Photojournalist Daniel McCabe first went to the Democratic Republic of Congo in 2008, to cover a series of armed rebellions that were tearing the country’s eastern regions apart.
A chance encounter with a young, charismatic and potentially dangerous major in the Congolese national army led to an epic story of the people caught up in Congo’s ongoing violence. McCabe switched his camera settings to video, and produced what is now the full-length documentary This is Congo, which had its U.S. premier at Doc NYC in New York City on Nov. 12.
McCabe, who describes Congo as “Narnia on acid,” spoke with TIME about the nation’s distinctive difficulties, meeting the film’s hero and what lies ahead for Congo as its president continues to delay the end of his reign.
TIME: Why Congo?
McCabe: Congo is this incredibly special place, full of contrasts: Beauty and horror, hope and despair. The more I started to learn about it, the more I realized how unique Congo was in both its problems and its qualities. So I wanted to be able to tell the real story of Congo, with all its complexities. I wanted people to walk away having a degree more understanding of what’s happening so they don’t just flip the channel next time news flares up.
Your film takes place during the M23 rebellion, but it flashes back to Congo’s colonial and Cold War history. What point are you trying to make?
While on one hand [the situation in Congo today] has so much to do with its history, on the other hand it’s a modern day story of the corruption of man and the banality of war. You have this country that’s been sliced up to suit Western powers. They’re in Berlin, carving Africa up without any regard for the ethnic groups, only about the resources that can be extracted. And that has repercussions today. This film represents a more general understanding of what happens when we start manipulating countries and we—and I mean the proverbial we—create these shadow wars to further our own needs.

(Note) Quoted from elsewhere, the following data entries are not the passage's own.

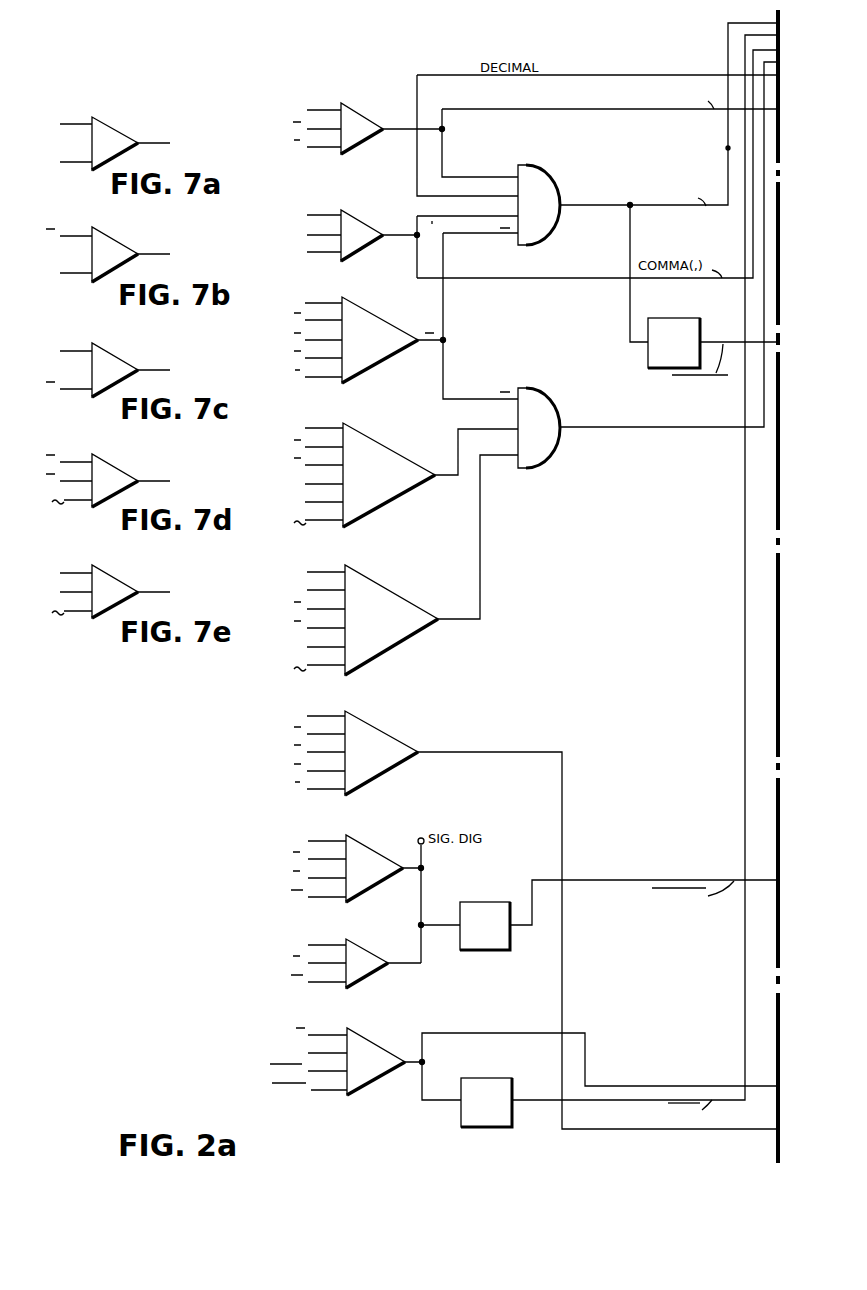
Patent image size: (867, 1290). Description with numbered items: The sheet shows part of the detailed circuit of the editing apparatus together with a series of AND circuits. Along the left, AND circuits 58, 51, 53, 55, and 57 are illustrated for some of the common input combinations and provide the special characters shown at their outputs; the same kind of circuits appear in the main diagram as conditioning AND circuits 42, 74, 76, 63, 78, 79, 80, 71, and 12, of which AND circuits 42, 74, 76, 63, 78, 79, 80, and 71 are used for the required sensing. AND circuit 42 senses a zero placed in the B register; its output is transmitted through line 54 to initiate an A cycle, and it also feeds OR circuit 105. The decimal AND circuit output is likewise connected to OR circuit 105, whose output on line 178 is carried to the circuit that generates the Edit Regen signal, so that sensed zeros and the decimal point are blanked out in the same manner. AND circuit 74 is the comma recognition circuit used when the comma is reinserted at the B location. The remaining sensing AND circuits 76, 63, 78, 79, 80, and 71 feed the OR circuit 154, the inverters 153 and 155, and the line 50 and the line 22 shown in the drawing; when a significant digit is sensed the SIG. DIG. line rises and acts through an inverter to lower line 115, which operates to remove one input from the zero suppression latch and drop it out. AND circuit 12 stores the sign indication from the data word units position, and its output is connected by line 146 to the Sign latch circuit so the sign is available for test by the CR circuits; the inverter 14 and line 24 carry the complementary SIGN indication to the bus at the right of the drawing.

In FIG. 7A, the AND circuit 58 is at (113, 133).
In FIG. 7B, the AND circuit 51 is at (114, 244).
In FIG. 7C, the AND circuit 53 is at (116, 362).
In FIG. 7D, the AND circuit 55 is at (116, 472).
In FIG. 7E, the AND circuit 57 is at (114, 582).
In FIG. 2A, the AND circuit 42 is at (360, 116).
In FIG. 2A, the comma recognition AND circuit 74 is at (360, 229).
In FIG. 2A, the AND circuit 76 is at (390, 327).
In FIG. 2A, the AND circuit 63 is at (390, 457).
In FIG. 2A, the AND circuit 78 is at (400, 605).
In FIG. 2A, the AND circuit 79 is at (393, 744).
In FIG. 2A, the AND circuit 80 is at (361, 848).
In FIG. 2A, the AND circuit 71 is at (365, 951).
In FIG. 2A, the AND circuit 12 is at (372, 1046).
In FIG. 2A, the OR circuit 105 is at (548, 186).
In FIG. 2A, the OR gate 154 is at (553, 452).
In FIG. 2A, the inverter 153 is at (694, 318).
In FIG. 2A, the inverter 155 is at (466, 910).
In FIG. 2A, the inverter 14 is at (474, 1079).
In FIG. 2A, the line 54 is at (514, 111).
In FIG. 2A, the line to AND 50 is at (495, 752).
In FIG. 2A, the line 115 is at (644, 882).
In FIG. 2A, the line 146 is at (676, 1088).
In FIG. 2A, the SIGN complement line 24 is at (744, 636).
In FIG. 2A, the CR- line 22 is at (711, 428).
In FIG. 2A, the line 178 is at (728, 148).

How did you meet your main character, Colonel Mamadou Ndala, whose trajectory towards national hero becomes the backbone of your story?

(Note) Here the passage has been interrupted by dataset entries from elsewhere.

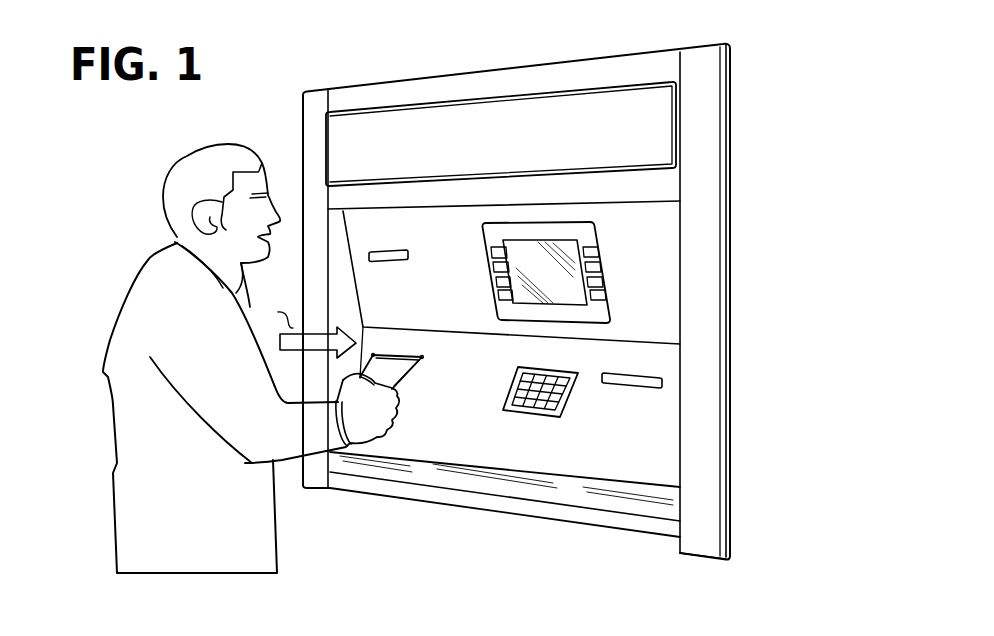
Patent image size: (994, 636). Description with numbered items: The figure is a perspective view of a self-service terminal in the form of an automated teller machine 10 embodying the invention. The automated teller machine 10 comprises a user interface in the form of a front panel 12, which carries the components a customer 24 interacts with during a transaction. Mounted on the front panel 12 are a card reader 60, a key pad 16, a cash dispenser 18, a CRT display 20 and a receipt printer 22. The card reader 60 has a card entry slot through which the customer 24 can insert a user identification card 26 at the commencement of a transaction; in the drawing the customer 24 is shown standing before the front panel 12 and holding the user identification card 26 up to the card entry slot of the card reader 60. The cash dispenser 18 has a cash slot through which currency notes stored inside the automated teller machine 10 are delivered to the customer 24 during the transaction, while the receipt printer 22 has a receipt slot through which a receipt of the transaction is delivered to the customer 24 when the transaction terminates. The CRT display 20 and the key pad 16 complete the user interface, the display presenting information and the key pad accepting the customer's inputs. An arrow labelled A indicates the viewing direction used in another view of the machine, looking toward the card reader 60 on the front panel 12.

The automated teller machine 10 is at (770, 82).
The front panel 12 is at (653, 291).
The key pad 16 is at (530, 403).
The cash dispenser 18 is at (628, 382).
The CRT display 20 is at (525, 293).
The receipt printer 22 is at (388, 259).
The customer 24 is at (140, 266).
The user identification card 26 is at (420, 389).
The card reader 60 is at (424, 358).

We were out filming the rebels, and Mamadou’s unit arrested us when we were crossing back over the front lines. We were brought back to their base, and we’re waiting for our fates to be passed down by the commanding officer, who’ll soon come in the room. In my mind I’m like, Oh man, if they look on my memory card [and see footage of the rebels]… oh f–k. And then the officer [Mamadou] comes in, and it turns out he and my fixer are old boarding-school friends from when they were seven years old. So we ended up staying on that base for a week just hanging out, not even filming. At the time, Mamadou was just a low-level officer. But over the course of the next few years, he kept getting promoted, and by the time he gets lead command position for [the city of Goma, at the peak of the war in 2012], I’m inside the unit.
A lot of your footage is taken right from the front lines with the national army. Were you ever concerned for your safety?

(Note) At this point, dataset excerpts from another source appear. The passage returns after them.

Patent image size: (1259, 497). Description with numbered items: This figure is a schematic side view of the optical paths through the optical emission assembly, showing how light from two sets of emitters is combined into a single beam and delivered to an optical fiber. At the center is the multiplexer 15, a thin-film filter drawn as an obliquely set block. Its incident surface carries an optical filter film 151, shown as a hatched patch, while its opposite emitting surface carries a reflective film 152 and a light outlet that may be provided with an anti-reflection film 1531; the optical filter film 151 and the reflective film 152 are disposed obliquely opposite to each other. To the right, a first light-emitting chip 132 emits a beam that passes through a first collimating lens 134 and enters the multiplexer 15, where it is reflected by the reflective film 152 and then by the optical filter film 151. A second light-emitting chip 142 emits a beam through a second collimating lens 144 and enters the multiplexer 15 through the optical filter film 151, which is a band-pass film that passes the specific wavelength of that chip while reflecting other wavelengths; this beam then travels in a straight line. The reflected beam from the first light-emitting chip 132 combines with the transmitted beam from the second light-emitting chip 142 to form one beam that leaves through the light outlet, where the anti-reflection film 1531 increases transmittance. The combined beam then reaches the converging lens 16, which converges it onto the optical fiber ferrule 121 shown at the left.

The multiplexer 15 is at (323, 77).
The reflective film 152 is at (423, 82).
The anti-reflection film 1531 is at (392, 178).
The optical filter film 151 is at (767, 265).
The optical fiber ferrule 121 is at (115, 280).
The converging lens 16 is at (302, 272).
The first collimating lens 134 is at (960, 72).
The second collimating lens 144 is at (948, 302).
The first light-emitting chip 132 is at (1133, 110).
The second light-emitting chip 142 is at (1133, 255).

Totally. But when all of a sudden there is access to the front lines, which I had been chasing for a year and a half, and the guys are like, Dude, are you on the truck or are you off? there is no way I wouldn’t go. When I watch it now, I’m definitely like, Oh, shouldn’t have done that. Call it stupidity or bravado, but it was thrilling too. It’s like looking at the sun: you know it’s so bad but there is that part of that says, Oh yeah, I’m going to look.
Congolese President Joseph Kabila has just postponed elections again, until end of 2018 — two years after the official end of his term. Already we are seeing sporadic uprisings. What does your experience filming the M23 rebellion in 2012 tell you about what’s in store for Congo?
Well, it tells me that the major issue facing Congo is still internal corruption. And after that, you still have armed groups, and you still have infrastructure and education issues — all of which combine to make an impossible scenario. My suspicion is that there will be another eastern conflict, and the government simply won’t be able to get the elections going, which will give Kabila enough time to figure out what to do with his hundreds of different businesses and how to avoid criminal charges while holding onto the billions of dollars he’s stolen.
So what do we need for Congo to find peace? We need the government to no longer be corrupt, and we need armed groups to go away. Then we need to build infrastructure, and make it so people don’t die from an infected tooth or a mosquito bite. Congo needs to get to that place, but the real lynchpin is that the Congolese need to do it themselves. If we go in there with our humanitarian groups and the United Nations and our electoral officials to create peace for them, it will never last. That was what was so special about Mamadou: all of a sudden, there was this guy that people could feel proud of and they could get behind him. The power of Mamadou was patriotism.